In an article about Robert Johnson published in the September 1990 issue of Guitar Player Magazine, author Jas Obrecht quotes guitarist Ry Cooder’s challenge to this account.
“Listen to Johnson’s singing and his forceful personality. This is a guy who was afraid of his audience? Hell, no! This is a ‘chew them up and spit them out’ kind of guy. I’ll tell you what he was doing. I think he was sitting in the corner to achieve a certain sound that he liked.”
“Find yourself a plaster corner,” Cooder goes on, “without wallpaper or curtains sometime – all those hotel rooms were plaster. Go and sit facing the corner with your guitar tight up against the corner, play, and see what it sounds like. What you get is something called ‘corner loading.’ It’s an acoustic principle that eliminates most of the top end and most of the bottom end and amplifies the middle, the same thing that a metal guitar or an electric guitar does.
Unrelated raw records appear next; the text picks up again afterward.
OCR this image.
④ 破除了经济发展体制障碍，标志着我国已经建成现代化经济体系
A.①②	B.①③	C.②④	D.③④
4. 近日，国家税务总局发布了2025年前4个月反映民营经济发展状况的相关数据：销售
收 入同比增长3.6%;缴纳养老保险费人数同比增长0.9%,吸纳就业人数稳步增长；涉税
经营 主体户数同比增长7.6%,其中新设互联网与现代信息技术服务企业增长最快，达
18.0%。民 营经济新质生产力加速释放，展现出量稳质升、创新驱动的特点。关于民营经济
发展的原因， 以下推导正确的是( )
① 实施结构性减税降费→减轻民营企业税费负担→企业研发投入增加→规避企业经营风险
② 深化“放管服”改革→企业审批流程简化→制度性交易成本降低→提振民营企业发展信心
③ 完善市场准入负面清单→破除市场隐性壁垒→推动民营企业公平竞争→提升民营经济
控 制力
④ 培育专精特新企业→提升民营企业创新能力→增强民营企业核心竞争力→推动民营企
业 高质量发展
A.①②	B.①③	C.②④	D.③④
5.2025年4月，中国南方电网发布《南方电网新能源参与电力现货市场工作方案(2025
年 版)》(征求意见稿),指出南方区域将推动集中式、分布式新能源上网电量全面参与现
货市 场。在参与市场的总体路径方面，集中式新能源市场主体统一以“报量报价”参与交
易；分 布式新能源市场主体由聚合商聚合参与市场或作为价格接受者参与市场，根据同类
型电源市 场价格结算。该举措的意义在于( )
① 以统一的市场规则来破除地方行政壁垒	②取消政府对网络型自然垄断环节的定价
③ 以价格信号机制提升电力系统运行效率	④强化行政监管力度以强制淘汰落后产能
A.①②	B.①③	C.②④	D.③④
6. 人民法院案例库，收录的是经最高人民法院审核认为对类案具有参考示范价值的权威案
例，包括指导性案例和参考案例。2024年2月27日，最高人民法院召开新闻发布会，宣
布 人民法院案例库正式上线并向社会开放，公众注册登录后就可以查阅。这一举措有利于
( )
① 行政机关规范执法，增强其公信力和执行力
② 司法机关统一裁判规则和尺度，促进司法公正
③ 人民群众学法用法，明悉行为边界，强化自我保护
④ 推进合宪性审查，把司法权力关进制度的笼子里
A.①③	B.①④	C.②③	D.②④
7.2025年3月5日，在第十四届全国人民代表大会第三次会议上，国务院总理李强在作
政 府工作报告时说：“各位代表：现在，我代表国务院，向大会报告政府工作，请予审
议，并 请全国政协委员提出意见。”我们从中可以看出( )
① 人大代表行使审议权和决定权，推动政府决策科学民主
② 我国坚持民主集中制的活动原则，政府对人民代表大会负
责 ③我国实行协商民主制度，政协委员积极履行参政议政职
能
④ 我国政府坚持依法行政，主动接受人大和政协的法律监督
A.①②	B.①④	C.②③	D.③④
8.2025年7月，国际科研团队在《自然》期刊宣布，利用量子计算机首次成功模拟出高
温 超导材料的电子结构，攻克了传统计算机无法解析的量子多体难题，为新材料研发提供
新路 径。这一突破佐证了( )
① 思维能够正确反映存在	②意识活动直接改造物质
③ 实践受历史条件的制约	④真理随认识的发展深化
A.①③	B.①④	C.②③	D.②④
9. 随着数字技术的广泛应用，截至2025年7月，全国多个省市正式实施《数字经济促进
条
He wants to hear wang!”
Listen for yourself.
Thanks to the commercial success of the Vocalion 78-rpm record of “Terraplane Blues” (released in March of 1937), Robert Johnson recorded again for ARC, on June 19 & 20, 1937 in Dallas, Texas. The 13 recordings he made at these sessions brought his complete catalogue to a grand total of 29 songs.
29 songs.
Robert Johnson died of mysterious circumstances on August 16, 1938 near Greenwood, Mississippi.
In 1961, Columbia Records released an LP containing 16 of Robert Johnson’s songs, including five from the sessions of November 27, 1936.
The LP was entitled: The King of the Delta Blues Singers.